If you’ve always been an avid gym-goer, the COVID-19 pandemic may have significantly disrupted your fitness routine as gyms, health clubs and exercise classes were unavailable for months. Getting active again is not only good for your physical health, but it’s also beneficial for mental health and can help you manage the symptoms of depression and anxiety, which a larger than ever number of people report experiencing during the pandemic.
But trying to jump back into your workout at the same level of intensity you were used to in the past can increase your risk of injuries. A better approach is to gradually build up both the intensity and duration of your workout, rebuilding your strength, endurance, and flexibility. These six strategies can help you develop a personalized plan to restart your exercise routine safely.
Assess your starting point. The first step is to make an honest assessment of your current physical activity level. Have you been working out at home or replacing your gym-based workouts with other activities like walking, jogging, hiking, or biking? How often have you been taking part in these activities, and how long are activity sessions? Have you primarily been sedentary? It’s also wise to consult your primary care physician, especially if you haven’t been exercising, to check that the level of physical activity you want to achieve is safe and that you don’t have any health problems, like cardiovascular disease, asthma or joint problems that require management before ramping up your physical activity level.

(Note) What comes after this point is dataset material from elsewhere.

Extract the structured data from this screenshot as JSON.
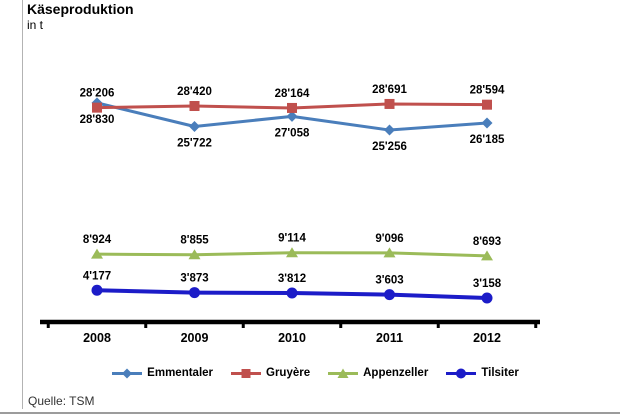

Set a goal to keep you motivated. While getting active again is rewarding, it can also be difficult, especially if progress towards your old fitness level is slower than you’d like. Setting a series of smaller, specific, attainable goals can help keep you motivated. For example, make a plan to be active for 30 minutes three times a week or to increase your daily walk by five minutes a day. A little friendly competition can also be a motivator. Choose an exercise ally who’s also trying to get back into his or her workout routine and hold each other accountable for completing each week’s workouts.
Build your core strength safely. A strong core decreases your risk of a range of injuries, including back and joint injuries and muscle strains. Some good basic core strengthening exercises include planks, crunches, and bridges, but it’s important that you perform these moves with the proper form. If you’re working out at home and practicing social distancing, consider contacting a trainer or physical therapist for a video assessment of your form and recommendations on other core-strengthening moves that are appropriate for your current fitness and flexibility level.
Check your technique. If returning to a sport like tennis, soccer, or swimming, your technique may not be as precise as it was after a period away from the sport. Weak technique can increase the risk of several types of injuries to the joints and muscles. Instead of starting by playing a set or tennis or a soccer match, first focus on practicing key techniques to get your joints and muscles used to these repeated motions.
Be aware of your rate of perceived exertion. While exercising, it’s important to track how your level of activity is affecting your body. One way to do that is to check the rate of perceived exertion, a 1 to 10 scale that measures how hard you feel your body is working. You can also monitor heart rate using a smartwatch or manually checking your pulse and assess the intensity of your activity using the talk test (during moderate activity, you can hold a steady conversation; during vigorous activity, you can only speak a few words at a time).
Include rest days in your routine. To reduce the risk of overuse injuries, include rest days in your regimen. Keep in mind, however, that a rest day doesn’t mean a sedentary day. Consider stretching, a slow-paced walk, or tai chi on non-workout days to keep your muscles limber.